Your Face in Mine (2014)by Jess Row

 1,001 Novels: A Library of America
Your Face in Mine (2014)
by Jess Row
Baltimore, Maryland
Maryland: 4/9

  Susan Straight, editor of the 1,001 Novels: A Library of America calls Your Face in Mine, a 2014 novel about racial reassignment surgery a "sharp satire" but I would have to disagree.   I found Your Face in Mine neither particularly sharp nor satirical.  Your Face in Mine is also another 1,001 Novels example of an author who hits a dead-end-  this novel was published in 2014 after two well received collections of short stories, the New York Times gave it a highly favorable review and compared Row to Jonathan Lethem.  Since then?  Row has been working as a non-tenured creative writing professor at NYU and being a Dad in NYC.  

  It's crazy to see how many authors make it to the point where their first novel gets a good publisher (Riverhead for this book) and a favorable NYT notice and then that is it- nothing to follow.  What is the point of all that work if only to abandon it.  It suggests to me that many SUCCESFUL authors only have one or two ideas and if it isn't an idea they can write over and over again endlessly, they are through.
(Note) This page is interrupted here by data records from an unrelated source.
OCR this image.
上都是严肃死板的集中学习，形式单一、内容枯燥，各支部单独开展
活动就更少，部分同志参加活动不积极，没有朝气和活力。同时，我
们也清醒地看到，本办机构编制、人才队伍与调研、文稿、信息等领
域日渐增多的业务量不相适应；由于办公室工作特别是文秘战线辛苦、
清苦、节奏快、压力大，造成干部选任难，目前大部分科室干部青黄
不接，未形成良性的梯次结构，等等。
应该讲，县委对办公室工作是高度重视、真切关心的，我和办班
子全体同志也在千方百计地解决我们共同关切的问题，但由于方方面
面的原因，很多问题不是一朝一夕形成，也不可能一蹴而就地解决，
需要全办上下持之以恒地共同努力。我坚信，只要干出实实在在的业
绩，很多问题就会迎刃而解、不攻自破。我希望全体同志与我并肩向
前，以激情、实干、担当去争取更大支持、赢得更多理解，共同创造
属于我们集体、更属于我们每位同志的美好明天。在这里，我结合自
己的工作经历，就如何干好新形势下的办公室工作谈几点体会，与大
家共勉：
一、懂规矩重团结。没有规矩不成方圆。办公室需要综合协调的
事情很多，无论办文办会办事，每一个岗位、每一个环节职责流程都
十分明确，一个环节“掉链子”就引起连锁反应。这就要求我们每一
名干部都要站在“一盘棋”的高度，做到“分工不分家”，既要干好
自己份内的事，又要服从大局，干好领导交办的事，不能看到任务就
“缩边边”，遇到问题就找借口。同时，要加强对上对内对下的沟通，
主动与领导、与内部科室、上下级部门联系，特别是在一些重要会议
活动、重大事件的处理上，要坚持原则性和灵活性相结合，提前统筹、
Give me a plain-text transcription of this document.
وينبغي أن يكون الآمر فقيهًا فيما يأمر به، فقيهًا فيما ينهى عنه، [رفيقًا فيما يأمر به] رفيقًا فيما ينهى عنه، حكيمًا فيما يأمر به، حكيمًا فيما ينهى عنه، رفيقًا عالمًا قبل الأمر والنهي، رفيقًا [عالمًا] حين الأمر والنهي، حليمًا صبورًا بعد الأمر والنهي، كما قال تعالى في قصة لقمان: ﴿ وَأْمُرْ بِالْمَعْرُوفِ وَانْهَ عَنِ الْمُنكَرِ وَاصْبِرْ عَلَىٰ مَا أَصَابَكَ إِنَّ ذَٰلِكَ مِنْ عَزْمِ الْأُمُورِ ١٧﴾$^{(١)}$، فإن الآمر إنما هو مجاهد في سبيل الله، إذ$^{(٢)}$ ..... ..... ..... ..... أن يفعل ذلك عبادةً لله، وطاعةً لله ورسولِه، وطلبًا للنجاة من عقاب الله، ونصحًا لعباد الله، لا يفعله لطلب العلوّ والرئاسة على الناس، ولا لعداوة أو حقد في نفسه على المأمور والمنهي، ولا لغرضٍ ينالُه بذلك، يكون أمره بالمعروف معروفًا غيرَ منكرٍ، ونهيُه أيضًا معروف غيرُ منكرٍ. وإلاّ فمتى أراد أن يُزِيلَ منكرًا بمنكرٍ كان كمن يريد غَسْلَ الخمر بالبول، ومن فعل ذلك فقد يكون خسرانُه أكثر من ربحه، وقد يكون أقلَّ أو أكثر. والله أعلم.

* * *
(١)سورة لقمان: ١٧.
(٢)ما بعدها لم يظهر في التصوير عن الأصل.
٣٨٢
Shouldn't writers of literary fiction be able to come up with plots and characters that don't draw directly from their own experience?  Isn't that the point of fiction?

   This links to a larger idea I've considered recently:  That 90% or so of SUCCESFUL artists are really just telling their personal story to the world, and once they've done that they have nothing left to say. 

  This book though is strange, at least, in contrast to the domestic banality that editor Susan Straight has favored thus far, 200 books and seven states into the 1,001 Novels: A Library of America project. I listened to the Audiobook- a good pick since the narrator sounds like me and the book is written with a narrator-protagonist- that's the best format for an Audiobook.  Complicated plot dynamics sink Audiobooks since you can't flip through what you've previously read to make sense of what you are presently reading.